In primo grado condannati due infermieri

La Suprema Corte, nello specifico, si è occupata del caso di una giovane paziente deceduta presso il reparto di Medicina dell’ospedale di Pontecorvo.

Il Tribunale di Cassino aveva condannato due infermieri alla pena di un anno di reclusione (sospesa condizionalmente, ma solo subordinatamente all’adempimento delle obbligazioni civili nel termine di sei mesi dal giudicato) ed al risarcimento del danno nei confronti dei familiari della vittima, a cui aveva assegnato una provvisionale di trentamila euro, per il reato di omicidio colposo in concorso, per aver cagionato la morte della donna con colpa consistita in negligenza, imprudenza, imperizia: non avevano effettuato l’osservazione diretta ed il monitoraggio dei parametri vitali della paziente e non avevano richiesto l’intervento del personale medico, nonostante la stessa avesse ripetutamente accusato uno stato di grave malessere.

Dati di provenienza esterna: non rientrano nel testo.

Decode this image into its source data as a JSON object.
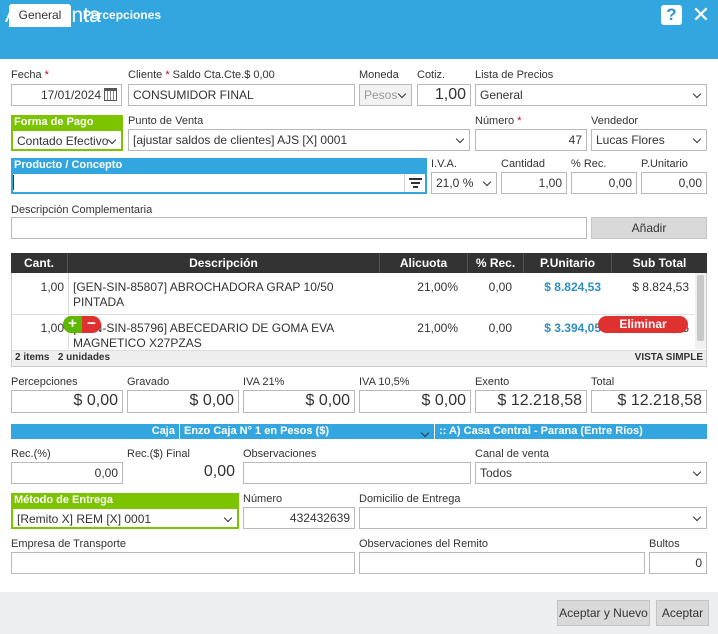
{
  "window": {
    "title": "Alta Venta",
    "help": "?",
    "close": "✕"
  },
  "tabs": [
    {
      "label": "General"
    },
    {
      "label": "Percepciones"
    }
  ],
  "header": {
    "fecha_label": "Fecha",
    "fecha_value": "17/01/2024",
    "cliente_label": "Cliente",
    "saldo_label": "Saldo Cta.Cte.$ 0,00",
    "cliente_value": "CONSUMIDOR FINAL",
    "moneda_label": "Moneda",
    "moneda_value": "Pesos",
    "cotiz_label": "Cotiz.",
    "cotiz_value": "1,00",
    "lista_label": "Lista de Precios",
    "lista_value": "General",
    "forma_pago_label": "Forma de Pago",
    "forma_pago_value": "Contado Efectivo",
    "punto_venta_label": "Punto de Venta",
    "punto_venta_value": "[ajustar saldos de clientes] AJS [X] 0001",
    "numero_label": "Número",
    "numero_value": "47",
    "vendedor_label": "Vendedor",
    "vendedor_value": "Lucas Flores"
  },
  "product": {
    "label": "Producto / Concepto",
    "value": "",
    "iva_label": "I.V.A.",
    "iva_value": "21,0 %",
    "cantidad_label": "Cantidad",
    "cantidad_value": "1,00",
    "rec_label": "% Rec.",
    "rec_value": "0,00",
    "punit_label": "P.Unitario",
    "punit_value": "0,00",
    "desc_label": "Descripción Complementaria",
    "desc_value": "",
    "add_button": "Añadir"
  },
  "table": {
    "headers": [
      "Cant.",
      "Descripción",
      "Alicuota",
      "% Rec.",
      "P.Unitario",
      "Sub Total"
    ],
    "rows": [
      {
        "cant": "1,00",
        "desc1": "[GEN-SIN-85807] ABROCHADORA GRAP 10/50",
        "desc2": "PINTADA",
        "alic": "21,00%",
        "rec": "0,00",
        "punit": "$ 8.824,53",
        "sub": "$ 8.824,53"
      },
      {
        "cant": "1,00",
        "desc1": "[GEN-SIN-85796] ABECEDARIO DE GOMA EVA",
        "desc2": "MAGNETICO X27PZAS",
        "alic": "21,00%",
        "rec": "0,00",
        "punit": "$ 3.394,05",
        "sub": "$ 3.394,05"
      }
    ],
    "eliminar": "Eliminar",
    "summary_items": "2 items",
    "summary_units": "2 unidades",
    "vista": "VISTA SIMPLE"
  },
  "totals": {
    "percepciones_label": "Percepciones",
    "percepciones": "$ 0,00",
    "gravado_label": "Gravado",
    "gravado": "$ 0,00",
    "iva21_label": "IVA 21%",
    "iva21": "$ 0,00",
    "iva105_label": "IVA 10,5%",
    "iva105": "$ 0,00",
    "exento_label": "Exento",
    "exento": "$ 12.218,58",
    "total_label": "Total",
    "total": "$ 12.218,58"
  },
  "caja": {
    "label": "Caja Seleccionada:",
    "value": "Enzo Caja N° 1 en Pesos ($)",
    "sucursal": ":: A) Casa Central - Parana (Entre Ríos)"
  },
  "extra": {
    "rec_pct_label": "Rec.(%)",
    "rec_pct": "0,00",
    "rec_final_label": "Rec.($) Final",
    "rec_final": "0,00",
    "obs_label": "Observaciones",
    "obs": "",
    "canal_label": "Canal de venta",
    "canal": "Todos"
  },
  "entrega": {
    "metodo_label": "Método de Entrega",
    "metodo": "[Remito X] REM [X] 0001",
    "numero_label": "Número",
    "numero": "432432639",
    "domicilio_label": "Domicilio de Entrega",
    "domicilio": "",
    "empresa_label": "Empresa de Transporte",
    "empresa": "",
    "obs_remito_label": "Observaciones del Remito",
    "obs_remito": "",
    "bultos_label": "Bultos",
    "bultos": "0"
  },
  "footer": {
    "accept_new": "Aceptar y Nuevo",
    "accept": "Aceptar"
  }
}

In questo modo, non le era stato diagnosticato lo scompenso cardiaco in atto e non era stata praticata la necessaria terapia farmacologica. La Corte di Appello di Roma, in riforma della sentenza di primo grado, aveva invece dichiarato il non doversi procedere nei confronti dei due sanitari in ordine ai reati loro ascritti perché estinti per prescrizione, confermando integralmente le statuizioni civili.

 

Il ricorso per Cassazione dei sanitari

Contro questa sentenza hanno però presentato ricorso per Cassazione i due infermieri, lamentato, tra i vari motivi di doglianza la, contraddittorietà e illogicità della motivazione in relazione al nesso causale tra la loro presunta condotta colposa e l’evento morte, non essendo emersi dall’autopsia elementi certi in ordine alle precise cause che avevano determinato il decesso, attribuito, in via meramente deduttiva ed in base alla relazione di uno solo dei consulenti della pubblica accusa, ad uno scompenso cardiaco acuto, e non essendo stato svolto in alcun modo il giudizio controfattuale, valutando cioè il risultato a cui avrebbe potuto condurre il comportamento alternativo diligente degli imputati e se esso sarebbe bastato a salvare la paziente.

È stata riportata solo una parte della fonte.